Giorgio Ferrari Bravo (1935)
Mi chiamo Giorgio Ferrari Bravo, sono nato a Milano il 24 agosto del 1935. I giorni della liberazione, per cui avevo 10 anni, ero a Milano. Dopo l’8 settembre, papà pensava che la guerra fosse finita, eravamo sfollati. Siam tornati a Milano e invece abbiamo continuato sotto tutti i bombardamenti.
La mattina del 25 aprile… Papà lavorava in banca, avevano avuto notizia che la mattina succedeva qualche cosa, per cui m’ha detto “A scuola non si va, si sta a casa, non vi affacciate alle finestre”. Noi abitavamo in via Moretto al 21, che è vicinissimo a piazzale Gorini… Io e mia sorella però, a questa dichiarazione del papà, è chiaro che ti viene la curiosità, per cui appena papà andava dall’altra parte noi ci avvicinavamo alla finestra. Oppure al balcone, ma il balcone, essendo in muratura, aveva solo le due feritoie laterali, per cui con la testa lì guardavamo.
Abbiamo assistito alla sparatoria tra una casa di piazza Guardi e la scuola di Viale Romagna. C’erano asserragliati dei fascisti, c’era stata una sparatoria, per cui papà ci continuava a dire “Stiamo attenti alle pallottole vaganti”. Poi cominciavano a passare per la strada macchine un po’ ambigue. Al primo momento, dall’alto, non riuscivo a capire se erano le macchine dei partigiani o le macchine dei fascisti e dei nazisti, che cercano o di scappare o di mantenere il possesso della piazza.
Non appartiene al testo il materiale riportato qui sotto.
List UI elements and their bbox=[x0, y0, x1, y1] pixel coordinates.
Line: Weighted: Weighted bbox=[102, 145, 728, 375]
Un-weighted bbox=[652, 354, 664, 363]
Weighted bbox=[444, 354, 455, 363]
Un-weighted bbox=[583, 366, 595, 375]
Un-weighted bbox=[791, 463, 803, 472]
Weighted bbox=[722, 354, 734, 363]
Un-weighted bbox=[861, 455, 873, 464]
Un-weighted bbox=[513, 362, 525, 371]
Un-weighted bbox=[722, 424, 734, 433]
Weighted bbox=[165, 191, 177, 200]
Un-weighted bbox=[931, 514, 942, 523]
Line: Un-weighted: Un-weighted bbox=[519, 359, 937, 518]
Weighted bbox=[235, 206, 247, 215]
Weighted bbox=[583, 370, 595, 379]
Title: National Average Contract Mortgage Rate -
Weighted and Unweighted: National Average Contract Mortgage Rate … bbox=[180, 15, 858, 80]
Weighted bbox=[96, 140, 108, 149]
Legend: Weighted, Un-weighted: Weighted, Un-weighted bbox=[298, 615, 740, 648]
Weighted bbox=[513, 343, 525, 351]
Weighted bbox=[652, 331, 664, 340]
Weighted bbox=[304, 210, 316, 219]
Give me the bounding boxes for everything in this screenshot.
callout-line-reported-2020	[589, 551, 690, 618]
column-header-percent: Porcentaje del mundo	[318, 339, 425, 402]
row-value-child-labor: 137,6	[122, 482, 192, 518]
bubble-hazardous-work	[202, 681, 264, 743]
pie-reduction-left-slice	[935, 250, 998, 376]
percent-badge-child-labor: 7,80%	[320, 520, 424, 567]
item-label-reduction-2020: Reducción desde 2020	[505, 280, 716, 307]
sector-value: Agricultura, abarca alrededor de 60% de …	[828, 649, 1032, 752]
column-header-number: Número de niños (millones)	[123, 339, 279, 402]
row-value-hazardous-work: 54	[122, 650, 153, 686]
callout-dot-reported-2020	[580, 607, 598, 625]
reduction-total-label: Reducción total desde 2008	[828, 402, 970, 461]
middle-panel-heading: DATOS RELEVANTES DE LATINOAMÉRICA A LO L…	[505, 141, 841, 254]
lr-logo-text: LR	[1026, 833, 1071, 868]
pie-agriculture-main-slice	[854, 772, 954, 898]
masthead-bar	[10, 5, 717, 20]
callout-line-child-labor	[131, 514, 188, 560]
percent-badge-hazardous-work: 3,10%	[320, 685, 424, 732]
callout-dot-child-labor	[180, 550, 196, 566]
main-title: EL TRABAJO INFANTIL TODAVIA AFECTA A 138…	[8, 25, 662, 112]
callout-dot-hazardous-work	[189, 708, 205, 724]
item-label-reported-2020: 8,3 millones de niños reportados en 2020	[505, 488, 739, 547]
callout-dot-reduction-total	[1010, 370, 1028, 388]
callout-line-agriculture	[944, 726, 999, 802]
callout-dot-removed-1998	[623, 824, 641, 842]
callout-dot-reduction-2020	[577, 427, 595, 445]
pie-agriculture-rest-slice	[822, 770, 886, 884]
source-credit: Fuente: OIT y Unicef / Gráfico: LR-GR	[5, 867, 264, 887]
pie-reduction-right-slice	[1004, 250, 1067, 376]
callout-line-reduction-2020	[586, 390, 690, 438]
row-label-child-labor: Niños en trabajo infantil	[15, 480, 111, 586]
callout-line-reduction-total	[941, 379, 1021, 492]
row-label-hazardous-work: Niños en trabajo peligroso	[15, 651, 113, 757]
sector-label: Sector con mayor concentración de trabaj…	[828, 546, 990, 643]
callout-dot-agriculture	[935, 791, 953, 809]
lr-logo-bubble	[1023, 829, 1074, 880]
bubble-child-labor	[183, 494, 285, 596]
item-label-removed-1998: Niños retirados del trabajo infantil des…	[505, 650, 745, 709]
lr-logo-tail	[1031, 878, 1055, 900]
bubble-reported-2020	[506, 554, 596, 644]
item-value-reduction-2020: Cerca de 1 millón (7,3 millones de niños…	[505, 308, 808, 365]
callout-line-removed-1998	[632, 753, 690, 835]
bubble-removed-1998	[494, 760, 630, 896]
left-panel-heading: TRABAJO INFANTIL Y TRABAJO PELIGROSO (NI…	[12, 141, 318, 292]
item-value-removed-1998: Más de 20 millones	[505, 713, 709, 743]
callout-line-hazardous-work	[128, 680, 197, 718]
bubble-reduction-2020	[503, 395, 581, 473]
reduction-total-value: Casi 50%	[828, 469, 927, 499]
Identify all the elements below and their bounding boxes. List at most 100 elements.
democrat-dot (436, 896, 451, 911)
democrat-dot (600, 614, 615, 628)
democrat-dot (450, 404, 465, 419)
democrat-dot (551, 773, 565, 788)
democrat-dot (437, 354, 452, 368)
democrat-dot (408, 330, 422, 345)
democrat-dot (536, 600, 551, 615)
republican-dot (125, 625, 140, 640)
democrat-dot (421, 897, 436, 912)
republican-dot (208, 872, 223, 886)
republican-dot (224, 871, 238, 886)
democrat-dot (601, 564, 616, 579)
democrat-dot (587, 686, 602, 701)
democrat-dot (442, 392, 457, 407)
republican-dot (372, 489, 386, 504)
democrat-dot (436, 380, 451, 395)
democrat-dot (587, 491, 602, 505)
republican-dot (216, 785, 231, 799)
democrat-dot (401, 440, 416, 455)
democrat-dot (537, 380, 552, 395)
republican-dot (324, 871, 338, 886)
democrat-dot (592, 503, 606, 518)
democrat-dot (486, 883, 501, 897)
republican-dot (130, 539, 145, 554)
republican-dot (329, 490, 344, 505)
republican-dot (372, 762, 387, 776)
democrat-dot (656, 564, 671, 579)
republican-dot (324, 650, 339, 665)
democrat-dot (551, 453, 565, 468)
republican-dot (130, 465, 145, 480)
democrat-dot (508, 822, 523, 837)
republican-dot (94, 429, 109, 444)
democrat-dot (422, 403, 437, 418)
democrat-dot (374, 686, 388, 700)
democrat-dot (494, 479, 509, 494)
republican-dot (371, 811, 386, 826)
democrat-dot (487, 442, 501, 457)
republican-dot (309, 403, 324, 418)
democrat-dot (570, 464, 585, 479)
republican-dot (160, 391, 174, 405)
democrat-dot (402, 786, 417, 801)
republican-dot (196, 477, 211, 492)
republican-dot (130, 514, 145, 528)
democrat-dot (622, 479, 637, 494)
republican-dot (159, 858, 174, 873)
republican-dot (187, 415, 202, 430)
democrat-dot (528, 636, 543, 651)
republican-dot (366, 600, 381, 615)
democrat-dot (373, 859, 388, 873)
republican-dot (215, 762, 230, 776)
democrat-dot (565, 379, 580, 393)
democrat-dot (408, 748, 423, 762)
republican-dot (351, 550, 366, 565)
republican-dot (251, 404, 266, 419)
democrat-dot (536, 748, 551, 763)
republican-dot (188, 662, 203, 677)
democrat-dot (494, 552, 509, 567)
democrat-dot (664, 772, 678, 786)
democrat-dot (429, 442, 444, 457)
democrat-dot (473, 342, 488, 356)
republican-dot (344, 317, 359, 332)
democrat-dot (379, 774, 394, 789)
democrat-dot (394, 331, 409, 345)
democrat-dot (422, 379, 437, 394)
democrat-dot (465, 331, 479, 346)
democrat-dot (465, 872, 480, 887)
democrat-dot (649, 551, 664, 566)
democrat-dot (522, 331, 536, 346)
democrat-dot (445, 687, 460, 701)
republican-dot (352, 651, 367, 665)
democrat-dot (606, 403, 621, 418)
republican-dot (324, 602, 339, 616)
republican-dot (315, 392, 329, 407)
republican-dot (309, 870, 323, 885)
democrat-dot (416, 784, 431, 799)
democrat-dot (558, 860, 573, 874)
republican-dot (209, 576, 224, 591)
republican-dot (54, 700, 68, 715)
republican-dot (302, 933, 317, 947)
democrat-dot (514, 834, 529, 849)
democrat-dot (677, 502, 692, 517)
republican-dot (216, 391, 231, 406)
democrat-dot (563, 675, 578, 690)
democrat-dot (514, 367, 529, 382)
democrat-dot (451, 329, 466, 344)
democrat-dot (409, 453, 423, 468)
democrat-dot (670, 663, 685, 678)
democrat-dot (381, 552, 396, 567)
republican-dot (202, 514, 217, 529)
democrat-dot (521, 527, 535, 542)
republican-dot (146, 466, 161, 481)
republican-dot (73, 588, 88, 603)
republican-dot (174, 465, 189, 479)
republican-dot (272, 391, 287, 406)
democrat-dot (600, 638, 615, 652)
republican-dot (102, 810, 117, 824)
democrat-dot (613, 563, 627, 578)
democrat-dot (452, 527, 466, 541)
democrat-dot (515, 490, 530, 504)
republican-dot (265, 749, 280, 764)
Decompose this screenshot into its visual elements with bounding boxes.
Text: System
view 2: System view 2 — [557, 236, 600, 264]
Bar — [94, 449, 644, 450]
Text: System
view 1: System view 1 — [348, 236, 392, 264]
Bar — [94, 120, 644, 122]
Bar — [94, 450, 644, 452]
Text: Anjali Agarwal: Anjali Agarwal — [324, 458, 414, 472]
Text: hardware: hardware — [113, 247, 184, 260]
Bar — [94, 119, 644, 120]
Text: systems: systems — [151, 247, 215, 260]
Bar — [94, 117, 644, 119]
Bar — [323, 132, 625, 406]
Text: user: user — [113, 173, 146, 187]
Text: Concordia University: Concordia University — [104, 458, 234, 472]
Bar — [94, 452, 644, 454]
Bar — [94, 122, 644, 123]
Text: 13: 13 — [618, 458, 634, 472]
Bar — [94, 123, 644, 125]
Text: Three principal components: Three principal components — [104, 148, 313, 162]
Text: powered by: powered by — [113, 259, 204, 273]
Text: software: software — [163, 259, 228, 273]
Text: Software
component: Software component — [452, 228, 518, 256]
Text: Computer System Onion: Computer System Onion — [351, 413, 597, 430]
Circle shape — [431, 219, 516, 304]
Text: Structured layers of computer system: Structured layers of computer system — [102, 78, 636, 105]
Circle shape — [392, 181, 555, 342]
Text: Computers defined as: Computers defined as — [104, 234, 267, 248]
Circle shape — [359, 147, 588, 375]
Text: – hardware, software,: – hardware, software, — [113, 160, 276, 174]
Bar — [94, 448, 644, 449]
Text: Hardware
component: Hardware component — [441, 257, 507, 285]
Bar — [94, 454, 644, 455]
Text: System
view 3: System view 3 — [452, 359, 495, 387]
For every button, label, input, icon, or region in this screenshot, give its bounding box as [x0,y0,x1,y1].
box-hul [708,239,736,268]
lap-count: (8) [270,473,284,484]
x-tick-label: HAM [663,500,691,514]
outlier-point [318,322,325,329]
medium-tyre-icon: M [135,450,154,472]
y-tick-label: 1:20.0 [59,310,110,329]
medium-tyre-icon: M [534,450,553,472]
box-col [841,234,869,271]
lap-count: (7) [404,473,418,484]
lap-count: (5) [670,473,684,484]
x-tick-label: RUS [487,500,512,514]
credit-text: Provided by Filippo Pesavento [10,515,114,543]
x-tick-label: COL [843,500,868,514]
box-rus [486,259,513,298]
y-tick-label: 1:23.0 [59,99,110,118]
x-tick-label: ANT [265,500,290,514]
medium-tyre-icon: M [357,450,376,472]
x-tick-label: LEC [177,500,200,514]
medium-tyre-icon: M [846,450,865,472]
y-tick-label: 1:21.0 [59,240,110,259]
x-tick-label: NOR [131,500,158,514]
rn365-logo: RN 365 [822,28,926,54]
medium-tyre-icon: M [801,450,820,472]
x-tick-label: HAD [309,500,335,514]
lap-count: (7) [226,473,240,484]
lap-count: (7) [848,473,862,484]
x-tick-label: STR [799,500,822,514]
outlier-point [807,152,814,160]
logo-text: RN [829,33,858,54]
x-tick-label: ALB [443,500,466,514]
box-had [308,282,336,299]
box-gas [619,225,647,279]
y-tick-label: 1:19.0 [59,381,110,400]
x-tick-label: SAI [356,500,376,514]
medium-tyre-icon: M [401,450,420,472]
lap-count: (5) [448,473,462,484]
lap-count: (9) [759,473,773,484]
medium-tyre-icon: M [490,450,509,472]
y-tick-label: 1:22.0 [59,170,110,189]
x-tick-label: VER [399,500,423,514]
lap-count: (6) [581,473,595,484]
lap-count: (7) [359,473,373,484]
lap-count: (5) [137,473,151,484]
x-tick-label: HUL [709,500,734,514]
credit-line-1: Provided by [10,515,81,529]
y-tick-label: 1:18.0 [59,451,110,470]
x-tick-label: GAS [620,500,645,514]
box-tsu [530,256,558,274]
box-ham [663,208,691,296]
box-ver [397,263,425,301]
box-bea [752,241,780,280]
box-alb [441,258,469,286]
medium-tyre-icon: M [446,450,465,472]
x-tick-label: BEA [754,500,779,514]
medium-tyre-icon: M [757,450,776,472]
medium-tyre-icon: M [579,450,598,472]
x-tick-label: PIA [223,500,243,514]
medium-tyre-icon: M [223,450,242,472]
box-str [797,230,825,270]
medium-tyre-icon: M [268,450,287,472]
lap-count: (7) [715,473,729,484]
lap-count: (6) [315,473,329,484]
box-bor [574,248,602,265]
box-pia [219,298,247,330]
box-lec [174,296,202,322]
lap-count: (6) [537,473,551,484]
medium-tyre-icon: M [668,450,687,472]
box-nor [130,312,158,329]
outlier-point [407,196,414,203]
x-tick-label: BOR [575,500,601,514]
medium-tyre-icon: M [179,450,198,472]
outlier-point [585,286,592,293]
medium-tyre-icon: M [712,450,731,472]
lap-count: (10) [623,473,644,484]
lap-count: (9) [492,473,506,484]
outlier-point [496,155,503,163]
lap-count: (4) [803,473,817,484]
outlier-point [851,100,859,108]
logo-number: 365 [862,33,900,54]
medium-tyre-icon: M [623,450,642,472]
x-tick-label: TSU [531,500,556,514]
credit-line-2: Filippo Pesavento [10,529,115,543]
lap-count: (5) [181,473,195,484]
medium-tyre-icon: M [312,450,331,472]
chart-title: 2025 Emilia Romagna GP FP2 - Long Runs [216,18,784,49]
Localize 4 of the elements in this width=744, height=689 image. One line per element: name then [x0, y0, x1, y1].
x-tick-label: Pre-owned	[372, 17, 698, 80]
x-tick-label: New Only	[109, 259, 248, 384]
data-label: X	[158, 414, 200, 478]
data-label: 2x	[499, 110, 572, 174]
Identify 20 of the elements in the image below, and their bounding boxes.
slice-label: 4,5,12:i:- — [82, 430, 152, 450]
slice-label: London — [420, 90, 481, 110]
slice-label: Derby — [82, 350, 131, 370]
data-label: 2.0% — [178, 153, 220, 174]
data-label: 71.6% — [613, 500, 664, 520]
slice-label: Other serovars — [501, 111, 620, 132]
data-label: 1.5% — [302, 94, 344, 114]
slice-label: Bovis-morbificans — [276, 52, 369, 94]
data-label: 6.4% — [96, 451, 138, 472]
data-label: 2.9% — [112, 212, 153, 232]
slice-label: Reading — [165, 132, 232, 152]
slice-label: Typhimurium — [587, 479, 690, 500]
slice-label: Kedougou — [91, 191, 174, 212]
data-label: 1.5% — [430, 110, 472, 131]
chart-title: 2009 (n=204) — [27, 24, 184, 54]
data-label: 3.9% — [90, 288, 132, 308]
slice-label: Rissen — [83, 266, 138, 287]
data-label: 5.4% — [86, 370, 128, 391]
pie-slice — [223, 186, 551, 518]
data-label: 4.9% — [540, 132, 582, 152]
Con il passare delle ore, la cosa è cambiata. Ho cominciato a vedere scendere in strada delle persone, dei gruppetti, delle famiglie. Poi per esempio nella mia casa il capo fabbricato ha buttato via la divisa ed è scappato con la famiglia, subito. La casa che c’è d’angolo piazzale Gorini e via Aselli, dall’ottavo o nono piano dalle finestre hanno cominciato a buttare giù di tutto e di più. Materassi, coperte, comodini. Dopo ho scoperto che era la casa, l’appartamento di un fascista.
Poi la giornata si è sviluppata sempre stando… Vabbè, poi papà cercava di sentire radio Londra, se c’erano notizie più precise… e altri fatti salienti… no, della casa no, dell’appartamento neanche perchè siamo rimasti chiusi… In strada… dopo sono cominciate a passare delle macchine con delle persone con i fucili. Non erano in divisa, per cui abbiamo cominciato a pensare che fossero i partigiani. Però papà diceva “Non si sa mai, perchè possono aver tolto la divisa, aver messo su abiti normali, e quindi sta attento”. E quindi siamo rimasti lì, io e mia sorella, mia sorella aveva 6 anni, io dieci. E questo è il 25 aprile per cui è stata tutta una giornata così, vissuta in casa, sbirciando dal balcone.
Papà è stato a casa il mercoledì e il giovedì, poi il venerdì è andato al lavoro e il sabato mi sembra che c’era la manifestazione in piazzale Loreto. E mi ricordo che io l’avevo saputo, perché altri compagni un po’ più grandi di me m’avevano detto “Uela, domani c’è piazzale Loreto”, e io “Papà, papà, vengo anch’io” – “No, tu stai a casa, non è spettacolo da bambini” – “Ma dai, papà, quegli altri vanno” – “Ogni genitore risponde dei propri figli”.